First, I need to clarify that my last name is Sanford Blades. Please don’t call me Blades or shelve my book under “B”.

I am grateful to live and write on the traditional territory of the lək̓ʷəŋən speaking people–-now known as the Songhees and Esquimalt Nations (Victoria, BC). I was born in Treaty 6 territory, the land of the Michif Piyii (Métis) and the Nêhiyaw-Askiy (Plains Cree) (Edmonton, AB). Though I am drawn to the ocean and dream of living in a cabin in the woods on Galiano Island, Edmonton holds a giant place in my heart and will always be home.

I began taking my writing seriously upon my first publication, a short story titled “Lost and Found,” in Island Writer, the literary journal of the Victoria Writers’ Society, in 2009. Since then, I’ve had stories published in literary magazines across Canada, as well as in the United States and in Ireland. In 2016, I earned my MFA in Creative Writing from the University of Victoria, with Lorna Jackson as my supervisor. My debut novel, Fake It So Real, was published in October, 2020 by Nightwood Editions.
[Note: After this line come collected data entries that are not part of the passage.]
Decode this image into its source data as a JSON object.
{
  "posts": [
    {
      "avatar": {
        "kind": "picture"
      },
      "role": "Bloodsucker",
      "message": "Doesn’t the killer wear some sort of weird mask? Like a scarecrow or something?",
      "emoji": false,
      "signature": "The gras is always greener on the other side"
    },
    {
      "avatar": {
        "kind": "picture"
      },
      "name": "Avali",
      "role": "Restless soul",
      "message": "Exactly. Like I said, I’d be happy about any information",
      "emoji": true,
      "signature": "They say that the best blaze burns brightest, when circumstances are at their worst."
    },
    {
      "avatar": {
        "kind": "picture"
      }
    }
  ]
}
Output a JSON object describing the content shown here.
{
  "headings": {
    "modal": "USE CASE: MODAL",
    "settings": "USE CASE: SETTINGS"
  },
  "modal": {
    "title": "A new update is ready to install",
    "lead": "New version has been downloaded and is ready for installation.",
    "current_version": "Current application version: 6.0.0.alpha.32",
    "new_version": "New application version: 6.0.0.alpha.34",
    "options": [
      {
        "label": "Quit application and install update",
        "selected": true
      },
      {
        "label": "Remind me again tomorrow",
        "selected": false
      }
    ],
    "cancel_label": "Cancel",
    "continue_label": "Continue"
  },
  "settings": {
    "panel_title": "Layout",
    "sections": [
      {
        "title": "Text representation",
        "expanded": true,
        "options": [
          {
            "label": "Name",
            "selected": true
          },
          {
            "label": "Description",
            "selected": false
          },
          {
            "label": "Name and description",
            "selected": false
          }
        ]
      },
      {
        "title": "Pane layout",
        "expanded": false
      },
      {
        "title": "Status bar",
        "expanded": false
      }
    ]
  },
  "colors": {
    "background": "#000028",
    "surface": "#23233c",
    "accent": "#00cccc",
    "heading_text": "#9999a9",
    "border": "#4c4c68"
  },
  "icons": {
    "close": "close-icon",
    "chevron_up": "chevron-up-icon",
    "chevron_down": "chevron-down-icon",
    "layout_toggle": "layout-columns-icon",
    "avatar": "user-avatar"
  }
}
When I’m not writing, I spend my time working as an editorial assistant for an academic psychology journal, Theory & Psychology; teaching academic writing at Royal Roads University; selling books at Munro’s Books; and raising my three beautiful boys.

I am currently at work on my second novel. Tentatively titled Girl on Paper, it’s about adoption, riot grrrl, zines, mothers, daughters, and being an eighteen-year-old girl. The whole thing swarms around questions of motherhood—what makes someone a mother: blood, care, responsibility—the burden mothers carry, and the shifting mother-daughter relationship. Oh, and it’s set in Edmonton in the mid-90s. You can have a taste of it (Chapter 6: Copycat) in The Masters Review’s New Voices section here.

Official bio: Susan Sanford Blades lives on the traditional territory of the lək̓ʷəŋən speaking people, the Esquimalt and Songhees Nations (Victoria, Canada). Her debut novel, Fake It So Real, won the 2021 ReLit Award in the novel category and was a finalist for the 2021 BC and Yukon Book Prizes’ Ethel Wilson Fiction Prize. Her short fiction has been anthologized in The Journey Prize Reader: The Best of Canada’s New Writers and has been published in literary magazines across Canada as well as in the United States and Ireland. Her fiction has most recently been published in Gulf Coast, The Malahat Review and The Masters Review.